The roofing ceremony was held in the reporting year for four timber-built multi-family homes in Elstal, to the west of Berlin. All the load-bearing walls and ceilings are made of solid timber elements, which in turn consist of several layers of wood. “Normally these layers are laminated. But in Elstal we didn’t have to do that, because we used pegs that had been dried in an oven and then inserted into the prepared holes. The humidity in the air causes the pegs to swell again, which stabilises the joint”, explains Sebastian Höfker, the project manager at Deutsche Wohnen responsible for supervising the building work. That is what sustainable construction looks like in detail – to a standard that earned a DGNB-Platinum certificate.

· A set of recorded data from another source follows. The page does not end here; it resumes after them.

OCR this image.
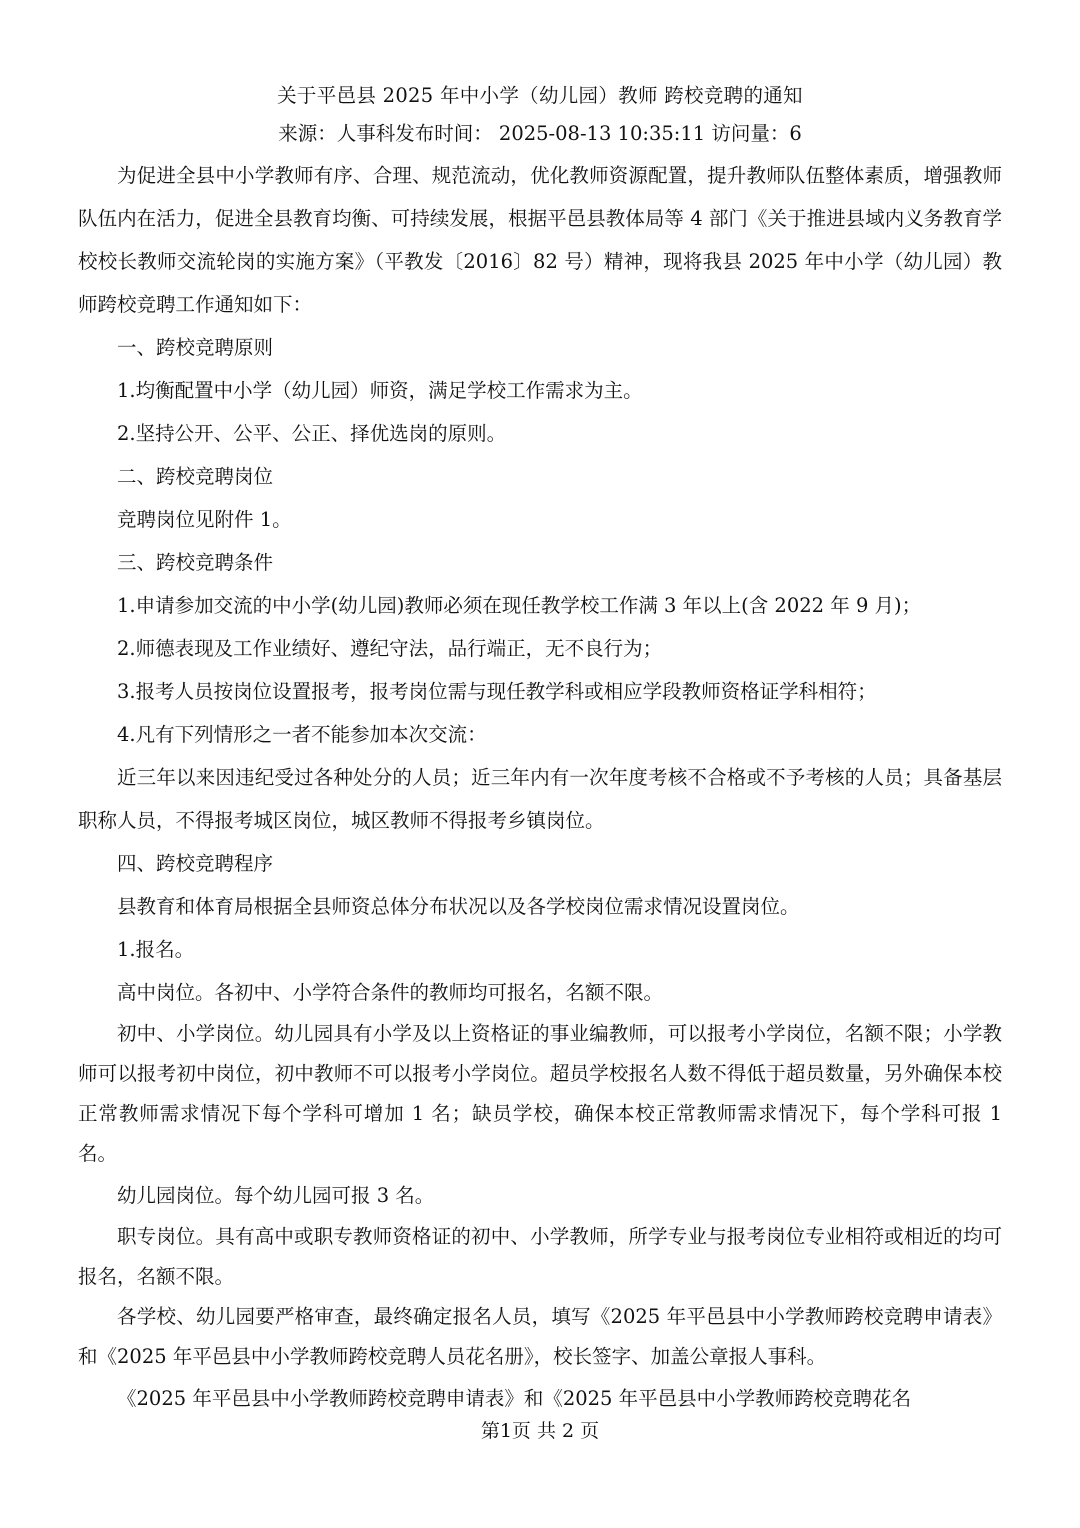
关于平邑县 2025 年中小学（幼儿园）教师 跨校竞聘的通知
来源：人事科发布时间： 2025-08-13 10:35:11 访问量：6

为促进全县中小学教师有序、合理、规范流动，优化教师资源配置，提升教师队伍整体素质，增强教师队伍内在活力，促进全县教育均衡、可持续发展，根据平邑县教体局等 4 部门《关于推进县域内义务教育学校校长教师交流轮岗的实施方案》（平教发〔2016〕82 号）精神，现将我县 2025 年中小学（幼儿园）教师跨校竞聘工作通知如下：

一、跨校竞聘原则

1.均衡配置中小学（幼儿园）师资，满足学校工作需求为主。

2.坚持公开、公平、公正、择优选岗的原则。

二、跨校竞聘岗位

竞聘岗位见附件 1。

三、跨校竞聘条件

1.申请参加交流的中小学(幼儿园)教师必须在现任教学校工作满 3 年以上(含 2022 年 9 月)；

2.师德表现及工作业绩好、遵纪守法，品行端正，无不良行为；

3.报考人员按岗位设置报考，报考岗位需与现任教学科或相应学段教师资格证学科相符；

4.凡有下列情形之一者不能参加本次交流：

近三年以来因违纪受过各种处分的人员；近三年内有一次年度考核不合格或不予考核的人员；具备基层职称人员，不得报考城区岗位，城区教师不得报考乡镇岗位。

四、跨校竞聘程序

县教育和体育局根据全县师资总体分布状况以及各学校岗位需求情况设置岗位。

1.报名。

高中岗位。各初中、小学符合条件的教师均可报名，名额不限。

初中、小学岗位。幼儿园具有小学及以上资格证的事业编教师，可以报考小学岗位，名额不限；小学教师可以报考初中岗位，初中教师不可以报考小学岗位。超员学校报名人数不得低于超员数量，另外确保本校正常教师需求情况下每个学科可增加 1 名；缺员学校，确保本校正常教师需求情况下，每个学科可报 1 名。

幼儿园岗位。每个幼儿园可报 3 名。

职专岗位。具有高中或职专教师资格证的初中、小学教师，所学专业与报考岗位专业相符或相近的均可报名，名额不限。

各学校、幼儿园要严格审查，最终确定报名人员，填写《2025 年平邑县中小学教师跨校竞聘申请表》和《2025 年平邑县中小学教师跨校竞聘人员花名册》，校长签字、加盖公章报人事科。

《2025 年平邑县中小学教师跨校竞聘申请表》和《2025 年平邑县中小学教师跨校竞聘花名

第1页 共 2 页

Waterfront living in Leipzig

From Havelland in Brandenburg the tour continues a good way further south. One prominent feature of the Lindenau district of Leipzig is a canal with an old industrial port. The groundbreaking ceremony for a new chapter in its development took place here in 2018: Deutsche Wohnen is building 44 rental apartments on the new Lindenauer Hafen estate. The apartments range in size from 50 square metres to 120 square metres and are located in two five-storey buildings. All the units are easy-access and suitable for wheelchair users. The facades are insulated with cellular bricks. These are hollow bricks that are filled with insulating material and so have excellent insulating properties. What’s more, the facade will be made of clinker bricks that fit with the site’s history as an industrial port and which can last for up to 100 years without being replaced – that’s sustainable too.

About the demolition of a bunker and new apartments

Next stop is Dresden. “The Schützengarten project in Dresden is really exciting. As befits this central location, the city decided in favour of a residential neighbourhood that marks a return to the historical street layout and the proportions of the original urban planning, instead of the large-scale commercial buildings erected in the 1980s”, explains Delia Kraaß. The scope of the project is impressive, because a total of 540 apartments are to be built. And what is also interesting, as the project manager says, is that “at the time of the GDR the tower blocks were used by VEB Energiebau Dresden. Underneath the company canteen there was an air-raid bunker and at times a bowling alley too. So in the course of the demolition work we sometimes had to pull down concrete ceilings that were more than 1.6 metres thick.” Once the land has been prepared for redevelopment, construction work is expected to start in 2020 on the underground car parks and then on the apartment blocks in different designs, which will form the new estate that is situated not far from the river Elbe. Here too, the construction work is being carried out in accordance with the “Sustainable Construction” rating system. So when everything is finished, the Deutsche Wohnen portfolio will have another lively and sustainable inner-city estate.